These three institutions acted as a source of inspiration and learning for the young Shaw. He wanted to reward them, so that they could go on to provide future generations of young people with the same kind of education and insight into the human condition that he had received there.

Today, a wonderful collection of over 100 paintings and other works of art, purchased through the Shaw Fund, line the walls of the gallery.

Thanks to Shaw’s generous bequest, the gallery was able to purchase paintings by celebrated Irish artists such as Nathaniel Hone the Elder, Walter Osborne, Roderic O’Conor, Paul Henry and Jack B Yeats. The work of several respected international artists such as Giovanni di Paola, Francisco de Goya, Joshua Reynolds, Jacques-Louis David, Eva Gonzalès, Paul Signac, Camille Pissarro and Emil Nolde was also acquired thanks to Shaw’s substantial gift. Sculpture in wood, bronze and marble by some of Europe’s finest artists was also purchased.

As well as augmenting the gallery's existing art collections, royalties earned through Shaw's play Pygmalion and the film musical interpretation of the play, My Fair Lady, were put to good use over the years. They have been used to restore furniture in the Milltown collection in the 1960s and, in 1986, the fund was used to purchase and renovate number 90 Merrion Square.

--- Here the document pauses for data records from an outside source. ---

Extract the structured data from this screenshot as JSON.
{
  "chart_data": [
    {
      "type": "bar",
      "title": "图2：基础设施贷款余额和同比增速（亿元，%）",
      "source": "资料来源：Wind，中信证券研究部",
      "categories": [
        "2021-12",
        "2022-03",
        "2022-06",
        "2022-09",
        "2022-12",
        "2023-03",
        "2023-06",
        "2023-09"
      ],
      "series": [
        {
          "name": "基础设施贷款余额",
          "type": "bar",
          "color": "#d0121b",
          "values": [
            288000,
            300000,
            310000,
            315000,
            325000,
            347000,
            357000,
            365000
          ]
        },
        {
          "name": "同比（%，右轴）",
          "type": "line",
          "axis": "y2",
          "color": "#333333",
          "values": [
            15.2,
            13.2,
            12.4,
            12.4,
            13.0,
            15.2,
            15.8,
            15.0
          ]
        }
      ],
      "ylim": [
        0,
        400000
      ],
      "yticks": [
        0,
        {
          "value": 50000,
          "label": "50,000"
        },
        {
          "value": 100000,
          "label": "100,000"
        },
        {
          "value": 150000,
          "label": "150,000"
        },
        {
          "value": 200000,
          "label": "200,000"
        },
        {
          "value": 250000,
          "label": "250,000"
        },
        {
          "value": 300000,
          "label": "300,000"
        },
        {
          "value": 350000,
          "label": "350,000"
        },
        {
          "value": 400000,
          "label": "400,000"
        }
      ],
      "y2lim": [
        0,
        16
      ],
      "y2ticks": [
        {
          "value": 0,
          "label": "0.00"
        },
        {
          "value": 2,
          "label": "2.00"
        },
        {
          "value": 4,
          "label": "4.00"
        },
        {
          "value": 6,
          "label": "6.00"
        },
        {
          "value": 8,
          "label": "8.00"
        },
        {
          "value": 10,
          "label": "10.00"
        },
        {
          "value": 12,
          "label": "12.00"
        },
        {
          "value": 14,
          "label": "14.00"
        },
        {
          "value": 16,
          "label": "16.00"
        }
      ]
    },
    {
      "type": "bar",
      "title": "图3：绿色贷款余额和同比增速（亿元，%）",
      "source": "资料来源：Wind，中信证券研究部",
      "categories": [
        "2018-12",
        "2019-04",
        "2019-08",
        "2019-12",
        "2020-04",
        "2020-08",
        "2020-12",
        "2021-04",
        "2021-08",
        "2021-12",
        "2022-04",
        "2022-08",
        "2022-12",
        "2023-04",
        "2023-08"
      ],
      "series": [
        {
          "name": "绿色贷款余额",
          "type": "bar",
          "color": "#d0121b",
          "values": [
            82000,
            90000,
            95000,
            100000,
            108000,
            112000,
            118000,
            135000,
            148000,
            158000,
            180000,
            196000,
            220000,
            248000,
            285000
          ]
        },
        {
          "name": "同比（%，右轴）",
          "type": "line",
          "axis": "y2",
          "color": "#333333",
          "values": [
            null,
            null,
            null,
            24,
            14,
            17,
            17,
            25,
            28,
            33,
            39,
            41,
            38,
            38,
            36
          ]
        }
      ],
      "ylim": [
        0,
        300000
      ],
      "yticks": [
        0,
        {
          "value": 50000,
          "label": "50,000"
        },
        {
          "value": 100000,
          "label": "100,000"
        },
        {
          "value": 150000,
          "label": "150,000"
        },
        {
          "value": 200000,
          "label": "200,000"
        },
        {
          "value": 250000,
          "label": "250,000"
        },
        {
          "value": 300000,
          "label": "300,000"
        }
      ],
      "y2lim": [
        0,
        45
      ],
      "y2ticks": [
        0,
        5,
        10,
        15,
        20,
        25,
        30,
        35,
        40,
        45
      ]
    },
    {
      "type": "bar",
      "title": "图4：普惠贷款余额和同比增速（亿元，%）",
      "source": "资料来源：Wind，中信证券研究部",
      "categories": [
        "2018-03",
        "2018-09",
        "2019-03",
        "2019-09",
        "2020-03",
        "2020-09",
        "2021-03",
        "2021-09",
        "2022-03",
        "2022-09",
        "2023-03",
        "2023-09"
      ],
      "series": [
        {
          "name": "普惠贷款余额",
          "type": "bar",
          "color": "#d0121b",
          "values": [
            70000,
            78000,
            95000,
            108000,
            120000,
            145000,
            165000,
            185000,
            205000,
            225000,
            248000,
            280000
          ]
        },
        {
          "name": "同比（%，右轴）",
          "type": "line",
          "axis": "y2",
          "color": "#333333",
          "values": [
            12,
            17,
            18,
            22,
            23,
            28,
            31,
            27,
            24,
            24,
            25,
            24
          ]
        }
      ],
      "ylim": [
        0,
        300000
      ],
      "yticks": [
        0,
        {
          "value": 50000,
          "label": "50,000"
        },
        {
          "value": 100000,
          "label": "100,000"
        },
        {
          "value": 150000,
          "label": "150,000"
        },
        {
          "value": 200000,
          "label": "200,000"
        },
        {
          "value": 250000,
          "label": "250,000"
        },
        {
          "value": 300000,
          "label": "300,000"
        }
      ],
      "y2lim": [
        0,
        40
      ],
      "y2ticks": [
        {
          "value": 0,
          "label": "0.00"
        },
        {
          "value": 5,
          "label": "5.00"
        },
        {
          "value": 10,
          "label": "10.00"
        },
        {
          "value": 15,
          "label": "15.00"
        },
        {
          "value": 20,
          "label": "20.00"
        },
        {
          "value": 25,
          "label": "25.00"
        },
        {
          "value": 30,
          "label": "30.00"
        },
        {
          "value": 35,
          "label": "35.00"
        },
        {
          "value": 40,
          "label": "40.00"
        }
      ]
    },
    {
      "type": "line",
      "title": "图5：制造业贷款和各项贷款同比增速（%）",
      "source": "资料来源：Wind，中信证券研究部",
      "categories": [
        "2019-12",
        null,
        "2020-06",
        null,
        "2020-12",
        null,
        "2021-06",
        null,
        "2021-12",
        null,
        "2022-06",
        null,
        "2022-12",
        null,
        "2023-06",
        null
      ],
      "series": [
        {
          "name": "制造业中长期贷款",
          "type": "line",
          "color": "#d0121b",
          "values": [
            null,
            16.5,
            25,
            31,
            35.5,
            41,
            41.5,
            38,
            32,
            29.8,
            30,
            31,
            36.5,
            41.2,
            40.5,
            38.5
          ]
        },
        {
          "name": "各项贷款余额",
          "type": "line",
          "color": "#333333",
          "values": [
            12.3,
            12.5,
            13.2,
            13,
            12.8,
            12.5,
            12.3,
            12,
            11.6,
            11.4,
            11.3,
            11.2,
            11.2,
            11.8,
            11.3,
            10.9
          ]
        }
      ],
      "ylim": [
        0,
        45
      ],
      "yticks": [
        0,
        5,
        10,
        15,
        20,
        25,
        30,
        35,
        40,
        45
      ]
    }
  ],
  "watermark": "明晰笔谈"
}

The Shaw fund was also used as part of the initial investment for the Millennium Wing. The enormous sum of £2 million allowed the gallery purchase properties on Clare Street so that the gallery could expand and open a new wing, which opened to the public in January 2002.

Another important element of Shaw’s will was his plan to create a new alphabet. Known as the Shavian alphabet, or Shaw alphabet, Shaw envisaged that a new phonetic alphabet of the English language could be created “with one symbol for each sound” to make learning it easier. He stipulated that it should contain at least 40 letters and be as phonetic as possible. He said “let people spell as they speak without any nonsense about bad or good or right or wrong spelling and speech”. He also directed that it should not resemble the Latin alphabet, as this could lead to confusion. Language and its pronunciation was something of an obsession with Shaw. We only have to think of Cockney flower girl Eliza Doolittle to appreciate this.

Apart from his bequest to the gallery and the funding of a new alphabet, there are many other examples of Shaw’s generous nature. When he won the Nobel Prize for Literature in 1925, he refused to take the money himself. Instead, he set up a trust to make Swedish literature more widely known through English language translations.

Shaw believed in the power of our cultural institutions to educate, entertain and inspire. On the wall beside his statue in the gallery is a quotation from the great man. It reads “you use a glass mirror to see your face; you use works of art to see your soul”.

The gallery will continue to receive royalties from Shaw’s work until 2020, which will be 70 years after Shaw’s death.